Allowing foreign equity ownership requires the free flow of capital, domestic and foreign. With Ethiopia’s low level of economic development, it cannot afford the free-outflow of capital.  Even China, a country with huge foreign currency reserves and at a higher level of economic development than Ethiopia, restricts capital flows.

Private capital is highly susceptible to speculative jitters, often for no apparent reason. In low-income developing countries like Ethiopia, there are ample economic and political reasons to make investors jittery and the jitteriness can trigger a financial crisis.  The financial crises, sparked by speculation in Malaysia, Indonesia, Thailand, and other countries in the 1990s should be a warning for Ethiopia against privatization of the large SOEs.

The flow of capital will also destabilize the value of the Birr. Initially, as capital flows into Ethiopia because of privatization, the value of the Birr will increase, but as dividends and capital flow out of the country, the value of the Birr will decrease.  The instability in the value of the Birr will create instability in Ethiopia’s balance of trade. These fluctuations could feed speculative drives.

In situations like these, the Bank of Ethiopia (BE) intervenes in the foreign exchange market to stabilize the Birr, but with Ethiopia’s low level of international reserves, the BE may be too weak to stabilize the Birr, in view of strong speculative forces. (Remember, in 1992 George Soros, single handedly defeated the Bank of England’s policy to stabilize the Pound). Thus, instability in the value the Birr could be an added source of financial instability in Ethiopia.

If the government wishes to increase Ethiopia’s foreign exchange reserves, it should explore other options, such as reducing illicit capital outflow. In 2009 alone, Global Financial Integrity reported Ethiopia lost US $ 3. 3 billion in illegal capital outflow. In the current political situation, in which those who have illegally amassed wealth are not sure of the future, it is safe to assume that illicit capital outflow has increased, contributing to the country’s shortage of foreign exchange reserves.

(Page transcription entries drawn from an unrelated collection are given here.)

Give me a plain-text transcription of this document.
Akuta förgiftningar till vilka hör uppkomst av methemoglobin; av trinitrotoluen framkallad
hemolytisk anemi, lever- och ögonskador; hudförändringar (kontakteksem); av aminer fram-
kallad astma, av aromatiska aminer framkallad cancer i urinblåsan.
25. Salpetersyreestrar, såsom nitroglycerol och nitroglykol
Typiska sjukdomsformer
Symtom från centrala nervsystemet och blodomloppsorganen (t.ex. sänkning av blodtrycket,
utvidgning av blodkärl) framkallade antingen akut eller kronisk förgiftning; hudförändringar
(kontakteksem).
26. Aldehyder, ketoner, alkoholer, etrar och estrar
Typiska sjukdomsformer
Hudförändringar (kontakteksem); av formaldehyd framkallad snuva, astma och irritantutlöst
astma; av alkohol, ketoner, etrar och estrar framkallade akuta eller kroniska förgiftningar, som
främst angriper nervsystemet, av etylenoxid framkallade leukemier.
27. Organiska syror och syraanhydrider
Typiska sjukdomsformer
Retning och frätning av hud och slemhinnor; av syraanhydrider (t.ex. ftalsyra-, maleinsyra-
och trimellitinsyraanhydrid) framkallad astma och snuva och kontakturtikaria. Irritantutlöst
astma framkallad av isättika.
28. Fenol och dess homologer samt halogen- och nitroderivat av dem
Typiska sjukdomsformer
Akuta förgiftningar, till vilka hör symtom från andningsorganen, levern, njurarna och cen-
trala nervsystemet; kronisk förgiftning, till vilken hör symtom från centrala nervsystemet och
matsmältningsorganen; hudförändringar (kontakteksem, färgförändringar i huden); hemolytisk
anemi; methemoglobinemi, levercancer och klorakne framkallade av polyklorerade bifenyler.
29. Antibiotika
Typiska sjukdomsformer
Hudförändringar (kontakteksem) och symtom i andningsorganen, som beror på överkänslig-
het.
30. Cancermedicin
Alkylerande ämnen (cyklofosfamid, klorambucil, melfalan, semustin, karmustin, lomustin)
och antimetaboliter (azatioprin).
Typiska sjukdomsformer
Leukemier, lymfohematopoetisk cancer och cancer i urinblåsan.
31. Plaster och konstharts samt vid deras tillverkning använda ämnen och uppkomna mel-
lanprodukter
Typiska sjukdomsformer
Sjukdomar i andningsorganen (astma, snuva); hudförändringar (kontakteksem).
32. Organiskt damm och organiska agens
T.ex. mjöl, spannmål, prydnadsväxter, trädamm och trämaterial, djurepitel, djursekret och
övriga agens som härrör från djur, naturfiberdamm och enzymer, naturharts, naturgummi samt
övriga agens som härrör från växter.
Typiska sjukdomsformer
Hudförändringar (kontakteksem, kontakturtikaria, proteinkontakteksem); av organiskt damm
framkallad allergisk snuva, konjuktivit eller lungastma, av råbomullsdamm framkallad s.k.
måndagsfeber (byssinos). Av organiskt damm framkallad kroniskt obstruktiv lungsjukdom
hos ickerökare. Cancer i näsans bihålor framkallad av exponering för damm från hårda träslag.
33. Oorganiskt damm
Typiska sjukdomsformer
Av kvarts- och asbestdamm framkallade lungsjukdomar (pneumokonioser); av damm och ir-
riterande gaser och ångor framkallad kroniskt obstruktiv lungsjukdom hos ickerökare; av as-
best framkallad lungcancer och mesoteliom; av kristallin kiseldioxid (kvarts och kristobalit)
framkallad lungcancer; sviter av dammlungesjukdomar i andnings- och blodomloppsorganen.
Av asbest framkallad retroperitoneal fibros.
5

The solution is clear. In the short run, the government should clamp down on illicit capital outflow, illegal exports, unreported exports (gold), and the misallocation of foreign currency. In the long run, it should promote the export of manufactured goods. These solutions, I admit, are easier to propose than to implement. I understand the huge systemic problem the Prime Minister faces, but the vast majority of the Ethiopian people are with him in his fight for economic justice.

Worku Aberra (PhD) is a professor of economics, in Montreal, Canada.